Anchorage-dependent cells, especially diploid anchorage-dependent cells are used in a wide range of processes: for the production of health care products such as vaccines and recombinant proteins in large-scale bioprocesses, for the generation of artificial tissues used in the treatment of human injuries, for experimental investigations, for in vitro toxicology, for screening and testing of new drugs, etc.
Conventionally, anchorage-dependent cells are cultured in media containing serum or other animal-origin components as substitutes for the serum, such as bovine serum albumin (BSA) or protein hydrolysates. Serum or animal-origin components are also used during cell subcultivation and in cell cryopreservation. Serum is a major source for metabolites, hormones, vitamins, iron (transferrin), transport proteins, attachment factors (e.g. fibronectin), spreading and growth factors. It is required for the growth of many animal cells culture in vitro. In addition, serum acts as buffer against a variety of perturbation and toxic effects such as pH change, presence of heavy metal ions, proteolytic activity, or endotoxins. Albumin is the major protein component of serum and exerts several effects which contribute to the growth and maintenance of cells in culture: it acts as a carrier protein for a range of small molecules and as a transporter for fatty acids which are essential for cells but are toxic in the unbound form.
Diploid anchorage-dependent cells are routinely grown on plastic surface, glass surface or microcarriers. The cells attach and spread out by attachment factors such as fibronectin (F. Grinnel & M. K. Feld Cell, 1979, 17, 117-129). Trypsin is one of the most common animal-derived component used for cell detachment during cell passaging (M. Schröder & P. Friedl, Methods in Cell Science, 1997, 19, 137-147; O. W. Mertens, Dev Biol Stand., 1999, Vol 99, pp 167-180). It must be inhibited by serum or soybean trypsin inhibitor after cell detachment in order to avoid cell damages. After detachment, cells are seeded at low density on a new surface where they can multiply and form a confluent cell layer before the next subcultivation. The purpose of passaging adherent cells is to multiply and obtain a sufficient amount of cells to carry out the aforementioned processes.
There are various disadvantages linked to the use of serum and of animal-derived components in these processes, mainly their cost, the batch to batch variability in their composition, their association with a higher contamination risk by adventitious agents, and the subsequent difficulties encountered in downstream processing (e.g. purification to get rid of the serum-proteins or of the introduced animal-derived proteins). Furthermore, as said above, it is reported that serum-free media are not suitable for anchorage dependent diploïd cells (O. W. Mertens, Dev Biol Stand., 1999, Vol 99, pp 167-180; O. W. Merten, Dev. Biol. 2002, 101,233-257).

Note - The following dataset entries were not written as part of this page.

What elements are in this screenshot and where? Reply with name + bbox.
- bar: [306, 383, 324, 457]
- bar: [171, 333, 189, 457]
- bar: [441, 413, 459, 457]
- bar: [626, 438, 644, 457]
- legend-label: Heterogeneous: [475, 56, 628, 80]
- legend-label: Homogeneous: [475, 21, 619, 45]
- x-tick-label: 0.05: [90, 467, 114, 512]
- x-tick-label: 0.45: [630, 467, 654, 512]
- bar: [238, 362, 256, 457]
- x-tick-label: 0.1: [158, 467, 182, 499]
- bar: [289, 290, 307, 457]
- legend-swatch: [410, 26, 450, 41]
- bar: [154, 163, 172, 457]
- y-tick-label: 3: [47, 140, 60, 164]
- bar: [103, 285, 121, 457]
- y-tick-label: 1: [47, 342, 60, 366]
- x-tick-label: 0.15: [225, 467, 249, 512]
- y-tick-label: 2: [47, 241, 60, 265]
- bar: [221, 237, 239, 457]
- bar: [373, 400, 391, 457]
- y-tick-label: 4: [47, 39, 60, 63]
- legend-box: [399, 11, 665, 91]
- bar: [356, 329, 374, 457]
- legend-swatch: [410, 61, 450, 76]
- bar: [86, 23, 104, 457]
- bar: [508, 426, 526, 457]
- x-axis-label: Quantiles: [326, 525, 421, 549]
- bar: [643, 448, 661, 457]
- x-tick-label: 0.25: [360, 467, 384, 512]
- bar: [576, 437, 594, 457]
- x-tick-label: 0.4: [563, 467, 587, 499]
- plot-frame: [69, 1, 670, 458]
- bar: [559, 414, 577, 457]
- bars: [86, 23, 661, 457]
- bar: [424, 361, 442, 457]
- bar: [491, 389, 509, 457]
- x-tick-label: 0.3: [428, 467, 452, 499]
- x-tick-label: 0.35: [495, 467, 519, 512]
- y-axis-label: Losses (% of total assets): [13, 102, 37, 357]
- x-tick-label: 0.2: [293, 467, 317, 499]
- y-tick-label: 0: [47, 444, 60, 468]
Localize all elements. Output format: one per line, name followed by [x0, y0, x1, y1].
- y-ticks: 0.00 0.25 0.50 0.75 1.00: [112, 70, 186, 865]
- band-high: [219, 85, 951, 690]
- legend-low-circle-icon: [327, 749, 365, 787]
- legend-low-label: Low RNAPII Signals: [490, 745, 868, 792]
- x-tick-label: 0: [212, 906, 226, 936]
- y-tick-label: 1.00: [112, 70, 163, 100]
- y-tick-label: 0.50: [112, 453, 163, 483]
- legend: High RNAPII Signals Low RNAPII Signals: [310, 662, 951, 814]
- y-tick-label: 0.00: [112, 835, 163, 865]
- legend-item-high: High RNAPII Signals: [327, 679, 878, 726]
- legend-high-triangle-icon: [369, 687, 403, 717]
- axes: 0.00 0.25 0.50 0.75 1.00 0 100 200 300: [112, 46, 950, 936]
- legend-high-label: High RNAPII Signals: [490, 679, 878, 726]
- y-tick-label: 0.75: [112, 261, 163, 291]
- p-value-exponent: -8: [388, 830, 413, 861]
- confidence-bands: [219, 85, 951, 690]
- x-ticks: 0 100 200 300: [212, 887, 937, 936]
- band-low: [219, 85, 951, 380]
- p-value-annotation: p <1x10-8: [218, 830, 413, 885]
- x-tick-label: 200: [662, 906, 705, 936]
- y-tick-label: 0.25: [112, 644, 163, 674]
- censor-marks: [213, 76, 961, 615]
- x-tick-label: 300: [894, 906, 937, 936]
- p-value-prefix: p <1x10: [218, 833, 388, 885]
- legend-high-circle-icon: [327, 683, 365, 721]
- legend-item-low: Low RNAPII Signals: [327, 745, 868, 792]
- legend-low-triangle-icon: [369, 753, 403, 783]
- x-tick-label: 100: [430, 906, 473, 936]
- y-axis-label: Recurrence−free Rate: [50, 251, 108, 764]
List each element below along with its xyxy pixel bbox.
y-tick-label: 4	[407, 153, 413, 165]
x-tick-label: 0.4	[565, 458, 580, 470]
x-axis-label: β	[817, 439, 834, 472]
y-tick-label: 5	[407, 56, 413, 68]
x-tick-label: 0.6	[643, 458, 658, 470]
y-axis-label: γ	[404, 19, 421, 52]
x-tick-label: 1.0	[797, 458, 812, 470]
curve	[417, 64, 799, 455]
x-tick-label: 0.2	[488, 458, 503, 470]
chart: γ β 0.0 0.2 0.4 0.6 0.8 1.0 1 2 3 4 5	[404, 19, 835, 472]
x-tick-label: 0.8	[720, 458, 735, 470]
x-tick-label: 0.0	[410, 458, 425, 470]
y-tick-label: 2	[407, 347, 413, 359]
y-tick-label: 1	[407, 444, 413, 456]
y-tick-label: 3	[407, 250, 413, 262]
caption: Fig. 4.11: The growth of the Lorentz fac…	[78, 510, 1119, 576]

A number of low-serum or serum-free medium formulations have been developed for anchorage-dependent cell culture, in particular for diploid anchorage-dependent cell culture (M. Kan & I. Yamane, Journal of Cellular Physiology, 1982, 111, 155-162; S. P. Forestell et al. Biotechnology and Bioenineering, 1992, Vol 40, pp 1039-1044). Attempts made with such media have not been satisfactory, mainly because diploid anchorage-dependent cell, which are not transformed, would need rather complex serum-free media supplemented with several growth factors and hormones, and also because production processes generally for such cells make use of serum at least during the biomass production phase (O. W. Merten, Dev. Biol. 2002, 101, 233-257). Furthermore, these media still contain components of animal origin, like BSA, protein hydrolysates, growth factors, transport proteins, amino acids, vitamins, etc. Very few attempts have been made to develop media formulations for anchorage-dependent cells which are totally free of components of animal origin. Formulations which are mostly animal-free are reported not to be able to sustain a cell growth rate equivalent to what is observed with serum and to only allow a few subcultivation steps before an early senescence is observed (B. J. Walthall & R. Ham Experimental Cell Research (1981) 134 303-311). Furthermore, primary cell cultures from anchorage-dependent cells almost always involve disaggregation of cell layers or tissue using a protease, mainly a serine-protease, of animal origin, thereby involving a risk of contaminating the cell culture with adventitious virus and causing unacceptable variability in cell growth due to batch to batch variation in the enzymatic activity of the protease. For example, the use of porcine/bovine trypsin in passaging anchorage-dependent cell cultures is a well-known technique (O. W. Mertens, Cytotechnology, 2000, 34, 181-183).
There exists a need therefore, in the field of diploid anchorage-dependent cell culture, to develop a cell culture medium which is substantially free from, preferably totally devoid of, animal-derived components, and is suitable for carrying a process for diploid anchorage-dependent cell culture with equivalent performances to that of a basal medium for the cell type supplemented with an appropriate serum, in terms of, for example, cell growth rate, senescence, cell morphology, viral or protein production, to these obtained with serum-containing processes.